Tonight no one wants to stop their car. At every red light I lean towards the lane of incoming traffic, hoping if struck to roll off the hood. Feel oddly visible, like someone has noticed something—perhaps only I have, and that’s being read by everyone else. Last night we drove on fumes through the low trees. Made three right turns. When I got out at the OnRoute and shouted your name the woman walking next to you started and ran to her car. A nervy rabbit or a guilty conscience. Why is it I feel such exhaustion? A full fridge wherever I go. On the drive back I said it was “satisfaction.” Caught on video exiting the house. Delete it before I pass on the password. (No good reason: I’d send it to you if I thought I looked attractive.) I’d like to corral whatever I’m feeling now—I mean tonight, walking in loops. Passing from one side of the city to another. The air has a particular quality, clear and cool. Everything is done growing but it hasn’t begun to fall back. The city is empty. But the streets are full. Why ever leave bed.
We are practicing social distancing—keeping to ourselves in a house seventy kilometres from the city. In the morning we take the dog across the field and into the forest, where there is still snow and ice which softens during the day and freezes up again at night. Then we enter our days, working respectively in the living room and dining room; the two rooms are really the same large room, divided only by a short barrier about four feet tall. We drink coffee together in the morning—she takes cream and I, milk. Often we will eat the same breakfast, but not always. Today, for instance, I ate a packet of Quaker Instant Oatmeal diluted with regular quick oats and she did not eat until the early afternoon, a single egg on an English muffin. Typically we will eat lunch and dinner together, although because today her first meal would more properly be described as lunch I ate my lunch separately, even though in the end I ate the same thing. Our last English muffin, the last of the bread that we brought up here from the city.

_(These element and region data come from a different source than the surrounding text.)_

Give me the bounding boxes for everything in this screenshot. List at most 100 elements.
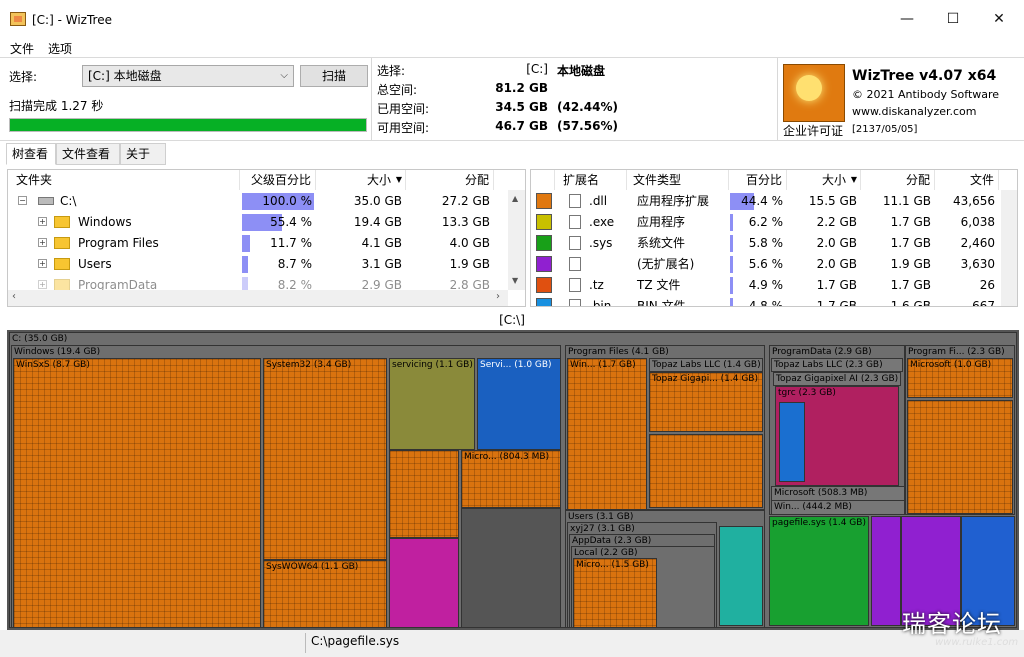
- column-header-file-type[interactable]: 文件类型: [627, 170, 729, 190]
- tree-vertical-scrollbar[interactable]: [508, 190, 525, 290]
- treemap-block[interactable]: [461, 508, 561, 628]
- treemap[interactable]: C: (35.0 GB) Windows (19.4 GB) WinSxS (8.7…: [7, 330, 1019, 630]
- treemap-block-servicing[interactable]: servicing (1.1 GB): [389, 358, 475, 450]
- tree-row-percent: 55.4 %: [270, 215, 312, 229]
- treemap-label: C: (35.0 GB): [12, 334, 68, 344]
- column-header-ext-allocated[interactable]: 分配: [861, 170, 935, 190]
- ext-row-allocated: 1.6 GB: [890, 299, 931, 307]
- ext-row-extension[interactable]: .sys: [589, 233, 612, 253]
- folder-icon: [54, 258, 70, 270]
- treemap-block[interactable]: [719, 526, 763, 626]
- ext-row-extension[interactable]: .dll: [589, 191, 607, 211]
- tree-row-name[interactable]: C:\: [60, 191, 76, 211]
- file-type-icon: [569, 194, 581, 208]
- extension-color-swatch: [536, 298, 552, 306]
- treemap-block[interactable]: [389, 450, 459, 538]
- column-header-extension[interactable]: 扩展名: [555, 170, 627, 190]
- website-link[interactable]: www.diskanalyzer.com: [852, 105, 977, 118]
- drive-icon: [38, 197, 54, 205]
- treemap-block-topaz_gigapixel[interactable]: Topaz Gigapixel AI (2.3 GB): [773, 372, 901, 386]
- tree-row-name[interactable]: Program Files: [78, 233, 159, 253]
- treemap-block[interactable]: [779, 402, 805, 482]
- scan-button[interactable]: 扫描: [300, 65, 368, 87]
- treemap-label: Microsoft (1.0 GB): [910, 360, 992, 370]
- treemap-block-servi[interactable]: Servi... (1.0 GB): [477, 358, 561, 450]
- treemap-block-micro1[interactable]: Micro... (804.3 MB): [461, 450, 561, 508]
- ext-row-files: 26: [979, 278, 995, 292]
- tree-row-name[interactable]: Users: [78, 254, 112, 274]
- treemap-block-syswow64[interactable]: SysWOW64 (1.1 GB): [263, 560, 387, 628]
- watermark-url: www.ruike1.com: [935, 637, 1019, 648]
- column-header-size[interactable]: 大小 ▼: [316, 170, 406, 190]
- column-header-folder[interactable]: 文件夹: [8, 170, 240, 190]
- tab-file-view[interactable]: 文件查看: [56, 143, 120, 165]
- treemap-block-topaz2[interactable]: Topaz Labs LLC (2.3 GB): [771, 358, 903, 372]
- ext-row-size: 1.7 GB: [816, 278, 857, 292]
- scroll-down-icon[interactable]: ▼: [512, 276, 518, 285]
- menu-options[interactable]: 选项: [48, 40, 72, 57]
- ext-row-allocated: 1.7 GB: [890, 278, 931, 292]
- ext-row-percent: 6.2 %: [748, 215, 783, 229]
- tree-row-name[interactable]: Windows: [78, 212, 132, 232]
- treemap-label: Micro... (1.5 GB): [576, 560, 649, 570]
- column-header-files[interactable]: 文件: [935, 170, 999, 190]
- minimize-button[interactable]: —: [884, 4, 930, 34]
- ext-row-extension[interactable]: .exe: [589, 212, 614, 232]
- used-space-value: 34.5 GB: [495, 100, 548, 114]
- column-header-ext-size[interactable]: 大小 ▼: [787, 170, 861, 190]
- ext-row-type: TZ 文件: [637, 278, 681, 292]
- file-type-icon: [569, 236, 581, 250]
- treemap-block[interactable]: [649, 434, 763, 508]
- tab-about[interactable]: 关于: [120, 143, 166, 165]
- expand-toggle-icon[interactable]: +: [38, 217, 47, 226]
- treemap-block-micro2[interactable]: Micro... (1.5 GB): [573, 558, 657, 628]
- tree-row-allocated: 1.9 GB: [449, 257, 490, 271]
- ext-row-extension[interactable]: .tz: [589, 275, 604, 295]
- treemap-block-system32[interactable]: System32 (3.4 GB): [263, 358, 387, 560]
- treemap-block[interactable]: [871, 516, 901, 626]
- treemap-block-microsoft2[interactable]: Microsoft (1.0 GB): [907, 358, 1013, 398]
- column-header-percent[interactable]: 百分比: [729, 170, 787, 190]
- tree-row-allocated: 4.0 GB: [449, 236, 490, 250]
- divider: [777, 58, 778, 140]
- treemap-label: Win... (1.7 GB): [570, 360, 636, 370]
- treemap-path: [C:\]: [499, 313, 525, 327]
- scroll-left-icon[interactable]: ‹: [12, 291, 16, 302]
- treemap-block-pagefile[interactable]: pagefile.sys (1.4 GB): [769, 516, 869, 626]
- treemap-block-topaz1[interactable]: Topaz Labs LLC (1.4 GB): [649, 358, 763, 372]
- scan-progress-bar: [9, 118, 367, 132]
- column-header-size-label: 大小: [366, 173, 391, 187]
- column-header-parent-percent[interactable]: 父级百分比: [240, 170, 316, 190]
- treemap-label: pagefile.sys (1.4 GB): [772, 518, 866, 528]
- expand-toggle-icon[interactable]: +: [38, 238, 47, 247]
- expand-toggle-icon[interactable]: +: [38, 280, 47, 289]
- treemap-label: Topaz Gigapixel AI (2.3 GB): [776, 374, 899, 384]
- expand-toggle-icon[interactable]: −: [18, 196, 27, 205]
- tree-horizontal-scrollbar[interactable]: [8, 290, 508, 306]
- treemap-block-win2[interactable]: Win... (444.2 MB): [771, 500, 905, 515]
- ext-vertical-scrollbar[interactable]: [1001, 190, 1017, 306]
- tab-tree-view[interactable]: 树查看: [6, 143, 56, 165]
- treemap-block-win[interactable]: Win... (1.7 GB): [567, 358, 647, 510]
- close-button[interactable]: ✕: [976, 4, 1022, 34]
- folder-tree-panel: 文件夹 父级百分比 大小 ▼ 分配 − C:\ 100.0 % 35.0 GB 27.2 …: [7, 169, 526, 307]
- window-title: [C:] - WizTree: [32, 13, 112, 27]
- ext-row-extension[interactable]: .bin: [589, 296, 611, 306]
- treemap-block-winsxs[interactable]: WinSxS (8.7 GB): [13, 358, 261, 628]
- treemap-block[interactable]: [907, 400, 1013, 514]
- ext-row-type: BIN 文件: [637, 299, 686, 307]
- column-header-allocated[interactable]: 分配: [406, 170, 494, 190]
- drive-select[interactable]: [C:] 本地磁盘 ⌵: [82, 65, 294, 87]
- maximize-button[interactable]: ☐: [930, 4, 976, 34]
- treemap-label: Program Files (4.1 GB): [568, 347, 669, 357]
- treemap-block[interactable]: [389, 538, 459, 628]
- treemap-block-topaz_gigapi[interactable]: Topaz Gigapi... (1.4 GB): [649, 372, 763, 432]
- folder-icon: [54, 216, 70, 228]
- watermark-text: 瑞客论坛: [902, 610, 1002, 638]
- menu-file[interactable]: 文件: [10, 40, 34, 57]
- scroll-up-icon[interactable]: ▲: [512, 194, 518, 203]
- scroll-right-icon[interactable]: ›: [496, 291, 500, 302]
- treemap-label: SysWOW64 (1.1 GB): [266, 562, 359, 572]
- expand-toggle-icon[interactable]: +: [38, 259, 47, 268]
- divider: [371, 58, 372, 140]
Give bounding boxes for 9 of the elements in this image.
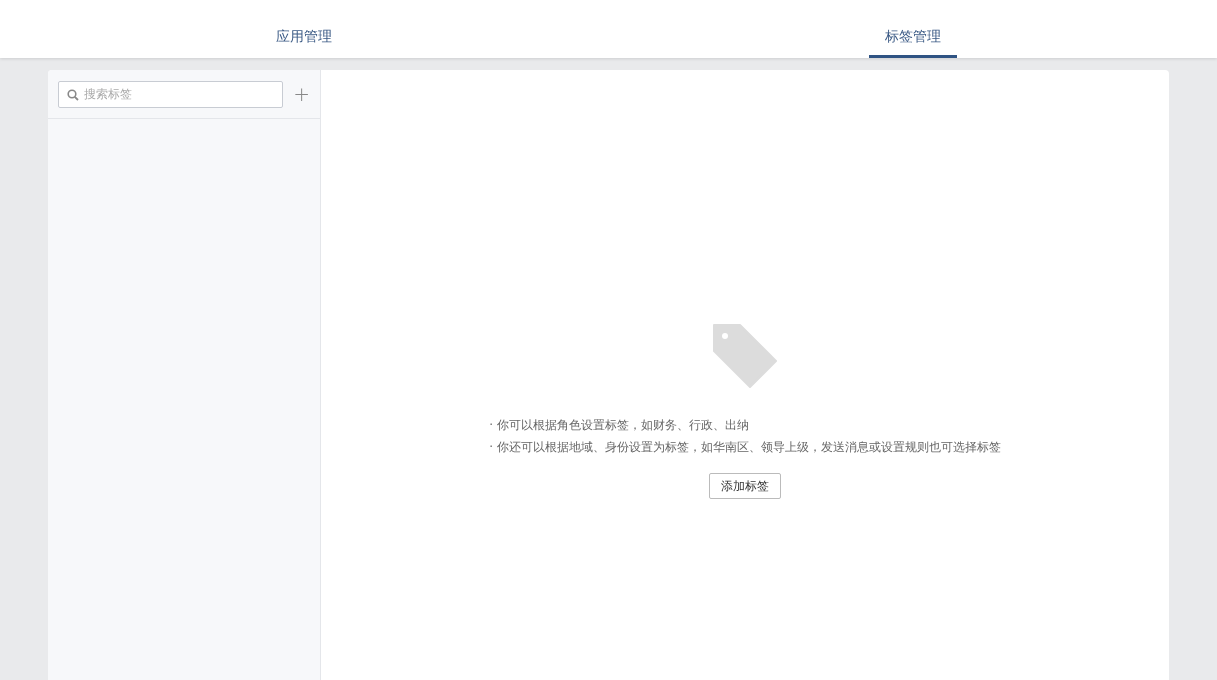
search-field[interactable]: 搜索标签 bbox=[58, 80, 284, 108]
add-button[interactable]: + bbox=[293, 84, 310, 104]
hint-text: · 你还可以根据地域、身份设置为标签，如华南区、领导上级，发送消息或设置规则也可选择标签 bbox=[489, 439, 1001, 456]
hint-text: · 你可以根据角色设置标签，如财务、行政、出纳 bbox=[489, 417, 749, 434]
tag-icon bbox=[712, 323, 778, 389]
search-icon bbox=[67, 88, 79, 101]
add-tag-button[interactable]: 添加标签 bbox=[709, 473, 781, 499]
tab[interactable]: 标签管理 bbox=[868, 0, 957, 58]
tab[interactable]: 应用管理 bbox=[260, 0, 349, 58]
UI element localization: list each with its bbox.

I think because the situation—locally and globally—is so uncertain, I have been finding it difficult to concentrate. This began long before the pandemic, and the social isolation, had been called, as I followed the course of the disease as it made its way through China, South Korea, to Italy, here. For weeks, anticipating this decampment, for weeks, wondering about the state of the world. I returned from a trip to Boston only two weeks ago, where I passed through two international airports and washed my hands constantly. Before leaving I regretted not pulling out of the conference—but it was too late to do so. A few days after returning I developed chest pains. A muscle soreness that I imagined might have been the coronavirus operating on me relatively asymptomatically—but now I think it was just anxiety, since after arriving here it largely disappeared. It is a relief to not have to worry about my neighbours (have I infected them? will they infect me?) or the people I pass on the street.
We are lucky to be able to escape in this way—I am aware of the privilege that makes this possible. I feel embarrassed, ashamed, that this is available to me. It is not available to everyone. I have spent the past decade distancing myself from the privilege that is not really mine and never was. Except in situations like this. I worry that it has done something to me, returning here and leaving the city behind. I worry that I will again inhabit a kind of selfishness, that I will become colder and more closed off. In other words I worry about a form of quarantine that is far from physical. Even as we perch together on what feels like the edge of the world.